Normes applicables aux collectivités territoriales : Les conclusions du Rapport BELOT

Le Sénateur de la Charente-Maritime, Monsieur Claude BELOT a présenté le 16 février dernier les conclusions du rapport d’information sur les normes applicables aux collectivités territoriales.

«Dans tous les secteurs de l’action publique locale, de la gestion de l’eau à la sécurité des bâtiments, des équipements sportifs à la restauration scolaire, "le culte de la norme" conduit souvent à légiférer ou à réglementer contre le bon sens», déplore ce document.

L’audition par cette commission des associations d’élus de chaque niveau : l’Association des Maires de France (AMF), l’Association des départements de France (ADF) et l’Association des Régions de France (ARF) a permis de des cibler de nombreux secteurs où l’application des normes constitue un frein voir une remise en question de la crédibilité du droit.

Parmi ces nombreux secteurs, plusieurs contributions ont insisté sur les conséquences des prescriptions des fédérations sportives. La commission a formulé 18 propositions visant à améliorer l’utilisation normative. Certaines de ces propositions concernent le secteur « sport » :

Proposition 3 : Soumettre les prescriptions des fédérations sportives, et de tout autre organisme normatif, à un avis de la CCEN.
« Un premier pas pourrait consister à soumettre expressément leurs propositions (NDLR : des fédérations sportives) à l’avis de la CCEN (Commission consultative d’évaluation des normes), levant ainsi toute ambigüité sur la compétence de celle-ci en la matière. »

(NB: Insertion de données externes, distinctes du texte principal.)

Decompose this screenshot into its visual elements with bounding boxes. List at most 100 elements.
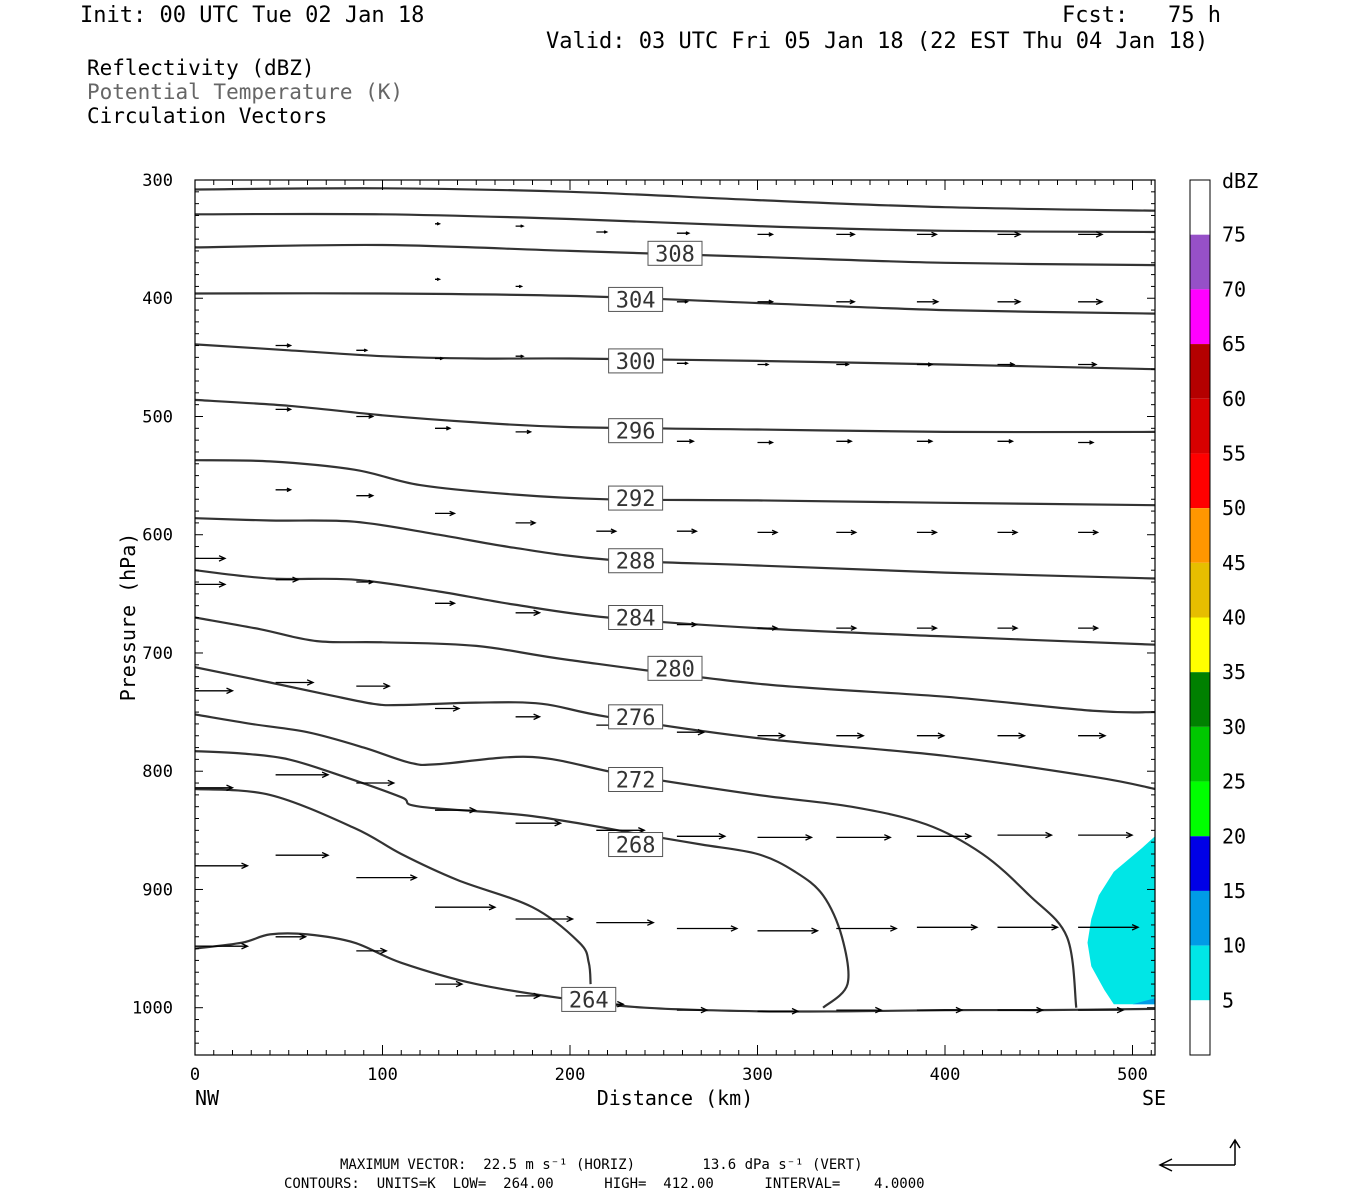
circulation-vector (676, 1006, 709, 1014)
circulation-vector (676, 832, 727, 840)
theta-contour-292 (195, 459, 1155, 507)
theta-contour-288 (195, 517, 1155, 580)
theta-contour-312 (195, 187, 1155, 212)
x-axis-title: Distance (km) (597, 1086, 754, 1110)
circulation-vector (1078, 231, 1104, 238)
theta-contour-304 (195, 292, 1155, 315)
reflectivity-10-region (1132, 998, 1155, 1005)
circulation-vector (515, 819, 563, 827)
circulation-vector (195, 942, 250, 950)
x-tick-label: 200 (555, 1065, 586, 1085)
colorbar-swatch (1190, 781, 1210, 837)
circulation-vector (997, 732, 1027, 739)
circulation-vector (836, 529, 858, 536)
colorbar-swatch (1190, 180, 1210, 235)
colorbar-level-label: 75 (1222, 223, 1246, 247)
circulation-vector (356, 874, 418, 881)
circulation-vector (1078, 924, 1140, 931)
circulation-vector (757, 440, 775, 445)
circulation-vector (836, 362, 850, 367)
circulation-vector (997, 439, 1015, 444)
circulation-vector (435, 903, 497, 911)
circulation-vector (515, 713, 542, 721)
circulation-vector (275, 576, 300, 583)
circulation-vector (356, 682, 391, 690)
colorbar-level-label: 60 (1222, 387, 1246, 411)
contour-label-box (608, 485, 664, 511)
contour-label-284: 284 (616, 607, 656, 632)
contour-label-300: 300 (616, 350, 656, 375)
contour-label-box (608, 418, 664, 444)
circulation-vector (916, 362, 934, 367)
circulation-vector (1078, 361, 1098, 368)
circulation-vector (435, 980, 464, 988)
circulation-vector (515, 915, 575, 923)
contour-label-272: 272 (616, 768, 656, 793)
colorbar: dBZ 5 10 15 20 25 30 35 40 45 50 55 60 65 70 75 (1189, 169, 1258, 1056)
circulation-vector (435, 222, 442, 226)
theta-contour-264b (195, 932, 1155, 1013)
max-vector-note: MAXIMUM VECTOR: 22.5 m s⁻¹ (HORIZ) 13.6 … (340, 1157, 863, 1173)
contour-label-296: 296 (616, 420, 656, 445)
circulation-vector (275, 487, 293, 493)
y-axis-title: Pressure (hPa) (116, 533, 140, 702)
circulation-vector (515, 354, 525, 358)
circulation-vector (997, 831, 1054, 839)
contour-label-280: 280 (655, 657, 695, 682)
circulation-vector (1078, 732, 1107, 739)
contour-layer (195, 187, 1155, 1013)
colorbar-level-label: 70 (1222, 277, 1246, 301)
circulation-vector (676, 925, 739, 932)
circulation-vector (836, 834, 892, 841)
colorbar-swatch (1190, 945, 1210, 1001)
circulation-vector (836, 1006, 883, 1014)
circulation-vector (676, 438, 695, 444)
circulation-vector (195, 687, 235, 695)
circulation-vector (836, 925, 898, 932)
circulation-vector (916, 924, 979, 931)
y-tick-label: 400 (142, 289, 173, 309)
y-tick-label: 300 (142, 171, 173, 191)
circulation-vector (515, 284, 524, 289)
circulation-vector (676, 621, 698, 628)
circulation-vector (596, 528, 618, 534)
circulation-vector (195, 581, 227, 588)
circulation-vector (997, 1006, 1045, 1014)
colorbar-level-label: 25 (1222, 770, 1246, 794)
colorbar-level-label: 50 (1222, 496, 1246, 520)
y-tick-label: 500 (142, 407, 173, 427)
theta-contour-300 (195, 343, 1155, 371)
contour-label-box (608, 605, 664, 630)
circulation-vector (1078, 298, 1104, 306)
circulation-vector (676, 231, 691, 236)
colorbar-swatch (1190, 344, 1210, 399)
init-time: Init: 00 UTC Tue 02 Jan 18 (80, 3, 425, 28)
circulation-vector (275, 933, 308, 941)
circulation-vector (515, 520, 537, 526)
circulation-vector (435, 426, 452, 431)
field-circulation-vectors: Circulation Vectors (87, 104, 328, 128)
circulation-vector (596, 919, 655, 926)
colorbar-swatch (1190, 453, 1210, 509)
circulation-vector (757, 362, 770, 367)
circulation-vector (275, 851, 330, 859)
colorbar-swatch (1190, 672, 1210, 727)
circulation-vector (356, 414, 375, 419)
colorbar-level-label: 45 (1222, 551, 1246, 575)
circulation-vector (435, 356, 445, 361)
theta-contour-276 (195, 666, 1155, 791)
circulation-vector (356, 493, 375, 499)
colorbar-level-label: 65 (1222, 332, 1246, 356)
circulation-vector (275, 679, 315, 686)
circulation-vector (916, 832, 973, 840)
circulation-vector (757, 232, 775, 237)
circulation-vector (195, 555, 227, 562)
circulation-vector (515, 609, 542, 617)
circulation-vector (757, 299, 775, 305)
circulation-vector (195, 862, 250, 870)
x-tick-label: 400 (930, 1065, 961, 1085)
colorbar-level-label: 15 (1222, 879, 1246, 903)
circulation-vector (275, 407, 293, 412)
field-reflectivity: Reflectivity (dBZ) (87, 56, 315, 80)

Proposition 4 : Soumettre, préalablement à leur transmission à la CCEN, les prescriptions des fédérations sportives, et de tout autre organisme normatif à un avis favorable du pouvoir exécutif.
« Aussi est-il souhaitable que tout projet de norme émanant d’une structure normative autre qu’une autorité politiquement responsable (Gouvernement, Parlement, élus locaux) soit subordonné à l’accord explicite du pouvoir exécutif (par exemple du ministère en charge de la matière concernée par le projet). »

Proposition 6 : Fixer une ou deux dates « traditionnelles » de principe pour l’entrée en vigueur de toute nouvelle norme, sauf urgence avérée.
(La ministre des sports évoquait lors de son allocution devant la commission des affaires culturelles du 1er février dernier, une périodicité correspondant à une olympiade)

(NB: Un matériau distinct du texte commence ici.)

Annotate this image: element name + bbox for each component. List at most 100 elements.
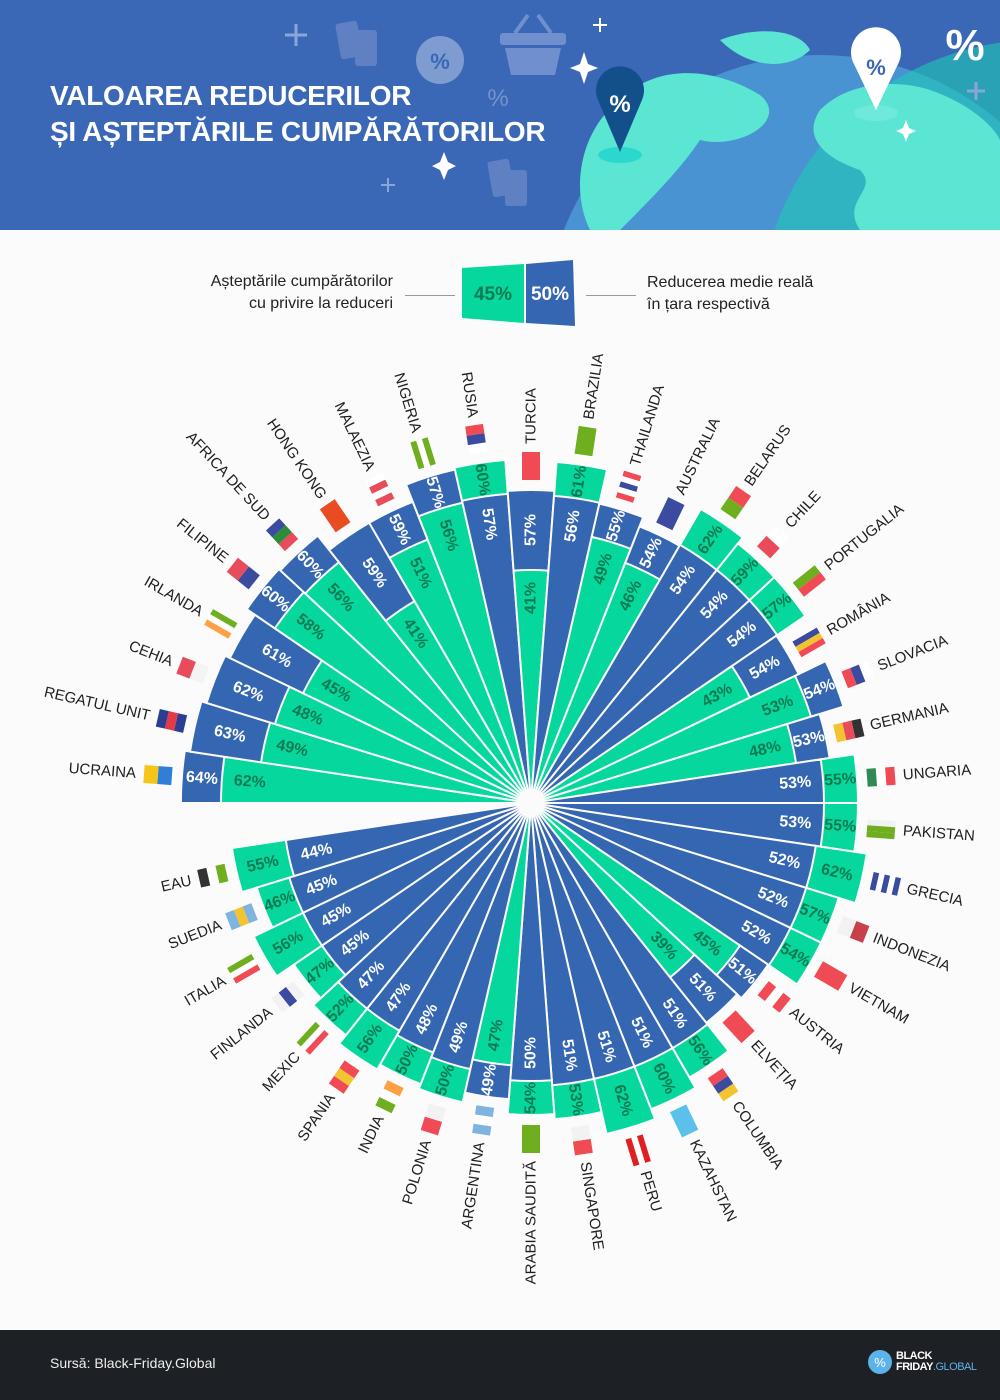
expected-value-label: 55% <box>824 770 857 789</box>
expected-value-label: 55% <box>245 852 280 876</box>
flag-stripe <box>271 992 290 1013</box>
country-label: PORTUGALIA <box>821 501 907 574</box>
flag-icon <box>722 1010 755 1044</box>
flag-stripe <box>416 438 431 468</box>
country-label: IRLANDA <box>141 573 206 620</box>
flag-stripe <box>858 661 875 682</box>
flag-stripe <box>867 819 896 828</box>
expected-value-label: 62% <box>819 861 854 885</box>
flag-stripe <box>841 668 857 689</box>
svg-text:%: % <box>430 49 450 74</box>
flag-stripe <box>574 425 597 457</box>
logo-line-2: FRIDAY.GLOBAL <box>896 1362 977 1373</box>
flag-stripe <box>866 768 878 787</box>
flag-stripe <box>522 1125 540 1153</box>
flag-stripe <box>226 557 249 581</box>
flag-stripe <box>237 566 260 590</box>
flag-stripe <box>472 1123 492 1136</box>
flag-stripe <box>339 1060 360 1079</box>
country-label: MALAEZIA <box>331 399 379 473</box>
flag-icon <box>757 525 790 559</box>
flag-stripe <box>296 1021 320 1047</box>
country-label: ARABIA SAUDITĂ <box>523 1161 540 1284</box>
flag-stripe <box>522 452 540 480</box>
expected-value-label: 47% <box>485 1018 507 1052</box>
flag-stripe <box>669 1104 699 1138</box>
logo-line-1: BLACK <box>896 1350 932 1362</box>
flag-stripe <box>233 906 250 927</box>
map-pin-icon: % <box>851 27 902 121</box>
flag-stripe <box>795 632 823 653</box>
flag-stripe <box>420 1116 443 1136</box>
flag-stripe <box>850 664 866 685</box>
flag-stripe <box>615 492 635 503</box>
country-sector: 62%51%PERU <box>530 802 665 1214</box>
flag-stripe <box>757 981 777 1002</box>
flag-stripe <box>207 614 235 634</box>
flag-icon <box>866 819 896 840</box>
flag-stripe <box>410 440 425 470</box>
flag-stripe <box>886 875 896 895</box>
flag-stripe <box>798 572 826 597</box>
chart-hub <box>518 790 544 816</box>
country-label: THAILANDA <box>627 383 668 468</box>
flag-icon <box>271 981 305 1013</box>
country-label: CHILE <box>782 488 825 532</box>
flag-icon <box>522 452 540 480</box>
flag-stripe <box>718 1083 739 1102</box>
legend-sample-expectations: 45% <box>474 284 512 305</box>
flag-stripe <box>707 1068 728 1086</box>
page-title: VALOAREA REDUCERILOR ȘI AȘTEPTĂRILE CUMP… <box>50 78 546 150</box>
flag-stripe <box>155 709 169 729</box>
country-label: HONG KONG <box>263 416 330 503</box>
map-pin-icon: % <box>596 66 644 163</box>
flag-stripe <box>278 986 298 1007</box>
country-label: UNGARIA <box>902 762 971 784</box>
legend-connector-line <box>586 295 636 296</box>
country-sector: 59%54%CHILE <box>530 488 825 804</box>
legend-connector-line <box>405 295 455 296</box>
country-label: SINGAPORE <box>577 1161 607 1252</box>
expected-value-label: 48% <box>747 738 782 762</box>
flag-stripe <box>383 1080 404 1097</box>
country-label: AUSTRALIA <box>672 415 723 497</box>
flag-stripe <box>636 1134 651 1163</box>
flag-stripe <box>772 992 791 1013</box>
expected-value-label: 53% <box>565 1083 587 1117</box>
country-label: REGATUL UNIT <box>42 684 151 725</box>
percent-icon: % <box>487 85 508 112</box>
actual-value-label: 52% <box>767 849 802 873</box>
flag-icon <box>176 656 209 684</box>
flag-stripe <box>143 765 159 785</box>
flag-stripe <box>164 711 178 731</box>
actual-value-label: 50% <box>523 1037 540 1069</box>
flag-stripe <box>713 1075 734 1094</box>
flag-stripe <box>625 1137 640 1167</box>
flag-stripe <box>465 423 485 436</box>
flag-icon <box>574 425 597 457</box>
country-sector: 55% 44% EAU <box>159 802 532 896</box>
flag-stripe <box>215 863 229 884</box>
flag-stripe <box>265 518 286 538</box>
actual-value-label: 49% <box>478 1063 500 1097</box>
country-label: NIGERIA <box>390 371 424 435</box>
flag-stripe <box>369 479 389 494</box>
flag-stripe <box>792 565 821 590</box>
logo-word-global: .GLOBAL <box>932 1361 977 1373</box>
country-sector: 53% 51% SINGAPORE <box>530 802 607 1252</box>
flag-stripe <box>720 497 744 520</box>
flag-stripe <box>242 903 258 924</box>
flag-stripe <box>764 986 784 1007</box>
country-label: ELVEȚIA <box>747 1037 801 1093</box>
flag-stripe <box>884 766 896 786</box>
flag-icon <box>656 497 685 531</box>
flag-stripe <box>875 767 887 787</box>
country-label: COLUMBIA <box>728 1098 786 1172</box>
flag-stripe <box>880 874 891 894</box>
legend-swatch-expectations <box>462 264 524 323</box>
flag-stripe <box>656 497 685 531</box>
flag-stripe <box>176 656 196 679</box>
flag-icon <box>155 709 188 733</box>
country-label: POLONIA <box>399 1138 435 1207</box>
flag-stripe <box>766 525 790 549</box>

Proposition 9 : Permettre à des instances placées sous la responsabilité des préfets d’adapter, au niveau local, des orientations définies par l’État au niveau national.
« Cette adaptation pourrait être le fait d’une commission (départementale ou régionale, selon les cas), qui prendrait en considération les particularités du terrain, en liaison avec les différentes parties prenantes (et notamment avec les élus) »

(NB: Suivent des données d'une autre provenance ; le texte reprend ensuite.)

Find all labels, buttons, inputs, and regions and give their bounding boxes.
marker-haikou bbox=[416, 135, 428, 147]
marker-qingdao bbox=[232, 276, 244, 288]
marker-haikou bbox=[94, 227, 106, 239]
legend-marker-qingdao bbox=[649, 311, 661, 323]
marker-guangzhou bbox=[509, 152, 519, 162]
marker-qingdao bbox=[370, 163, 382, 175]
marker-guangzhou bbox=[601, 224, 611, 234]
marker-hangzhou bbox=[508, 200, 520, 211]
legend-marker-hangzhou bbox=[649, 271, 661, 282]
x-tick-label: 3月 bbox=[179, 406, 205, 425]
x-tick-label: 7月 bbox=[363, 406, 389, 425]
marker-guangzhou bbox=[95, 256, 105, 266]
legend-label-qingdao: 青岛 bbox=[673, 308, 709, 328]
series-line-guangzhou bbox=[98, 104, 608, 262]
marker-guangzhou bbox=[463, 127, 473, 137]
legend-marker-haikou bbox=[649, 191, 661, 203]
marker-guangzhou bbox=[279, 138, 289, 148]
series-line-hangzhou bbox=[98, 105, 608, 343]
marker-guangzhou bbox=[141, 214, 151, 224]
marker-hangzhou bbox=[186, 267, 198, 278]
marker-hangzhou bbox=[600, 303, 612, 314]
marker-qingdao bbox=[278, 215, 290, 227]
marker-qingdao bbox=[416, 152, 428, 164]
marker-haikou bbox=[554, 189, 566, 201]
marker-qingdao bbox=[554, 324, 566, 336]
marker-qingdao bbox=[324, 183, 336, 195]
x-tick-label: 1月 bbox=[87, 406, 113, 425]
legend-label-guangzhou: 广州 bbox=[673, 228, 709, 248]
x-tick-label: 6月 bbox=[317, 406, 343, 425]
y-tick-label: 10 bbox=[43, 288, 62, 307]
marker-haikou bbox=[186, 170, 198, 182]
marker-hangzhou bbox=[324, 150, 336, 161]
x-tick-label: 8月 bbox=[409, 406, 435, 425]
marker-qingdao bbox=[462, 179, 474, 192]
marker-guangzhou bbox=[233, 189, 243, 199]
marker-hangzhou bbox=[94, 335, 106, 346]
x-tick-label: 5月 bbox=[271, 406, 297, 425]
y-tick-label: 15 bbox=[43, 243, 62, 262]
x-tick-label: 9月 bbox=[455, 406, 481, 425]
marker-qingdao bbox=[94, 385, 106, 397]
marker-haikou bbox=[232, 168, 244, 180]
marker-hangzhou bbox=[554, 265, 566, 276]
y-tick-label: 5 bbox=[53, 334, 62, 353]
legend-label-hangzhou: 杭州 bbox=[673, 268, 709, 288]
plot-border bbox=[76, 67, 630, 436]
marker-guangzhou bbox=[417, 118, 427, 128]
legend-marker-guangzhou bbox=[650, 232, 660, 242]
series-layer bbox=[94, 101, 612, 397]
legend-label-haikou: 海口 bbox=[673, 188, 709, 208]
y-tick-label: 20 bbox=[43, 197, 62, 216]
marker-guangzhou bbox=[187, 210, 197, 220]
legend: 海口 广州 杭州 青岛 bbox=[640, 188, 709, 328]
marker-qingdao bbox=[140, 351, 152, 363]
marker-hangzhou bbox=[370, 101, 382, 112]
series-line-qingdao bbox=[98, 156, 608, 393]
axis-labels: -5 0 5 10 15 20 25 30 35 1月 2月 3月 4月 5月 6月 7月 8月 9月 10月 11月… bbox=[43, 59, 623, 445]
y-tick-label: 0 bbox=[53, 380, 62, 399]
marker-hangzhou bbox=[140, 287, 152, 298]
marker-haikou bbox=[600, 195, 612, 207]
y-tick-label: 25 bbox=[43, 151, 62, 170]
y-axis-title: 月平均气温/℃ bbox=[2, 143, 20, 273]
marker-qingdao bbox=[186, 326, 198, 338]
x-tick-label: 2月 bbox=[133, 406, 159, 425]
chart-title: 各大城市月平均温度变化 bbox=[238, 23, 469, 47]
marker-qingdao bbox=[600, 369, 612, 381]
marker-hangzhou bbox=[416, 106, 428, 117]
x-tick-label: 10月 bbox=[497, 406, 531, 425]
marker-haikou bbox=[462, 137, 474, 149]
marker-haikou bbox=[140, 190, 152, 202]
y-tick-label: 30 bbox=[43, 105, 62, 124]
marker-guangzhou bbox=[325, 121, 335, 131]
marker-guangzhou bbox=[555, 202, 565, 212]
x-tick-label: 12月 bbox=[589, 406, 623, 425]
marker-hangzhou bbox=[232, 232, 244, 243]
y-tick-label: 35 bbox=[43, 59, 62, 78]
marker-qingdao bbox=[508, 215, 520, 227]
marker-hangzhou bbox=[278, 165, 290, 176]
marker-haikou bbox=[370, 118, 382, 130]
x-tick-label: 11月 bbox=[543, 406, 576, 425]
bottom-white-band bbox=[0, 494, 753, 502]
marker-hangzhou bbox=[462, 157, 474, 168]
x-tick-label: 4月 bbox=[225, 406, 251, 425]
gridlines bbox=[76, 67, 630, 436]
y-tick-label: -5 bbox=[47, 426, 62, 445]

Proposition 11 : Dresser l’inventaire des domaines dans lesquels la normalisation pourrait prendre, dans le respect de la loi et sur la base d’un texte, la forme d’accords entre les différentes parties prenantes
Ce procédé permettrait « de prendre en compte l’extrême variété des situations locales » et de faciliter « l’adaptation à des variations conjoncturelles ».

La commission cite ici en exemple les conventions que l’AMF et l’ANDES ont pu mettre en place avec des autorités du sport français telles que la Fédération française de football.

Afin de faire part de sa position, l’ANDES rencontrera le 8 mars prochain M. Eric DOLIGE, Sénateur et Président du conseil général du Loiret à qui, le président de la République a confié une mission parlementaire de en matière de normes pesant sur les collectivités territoriales.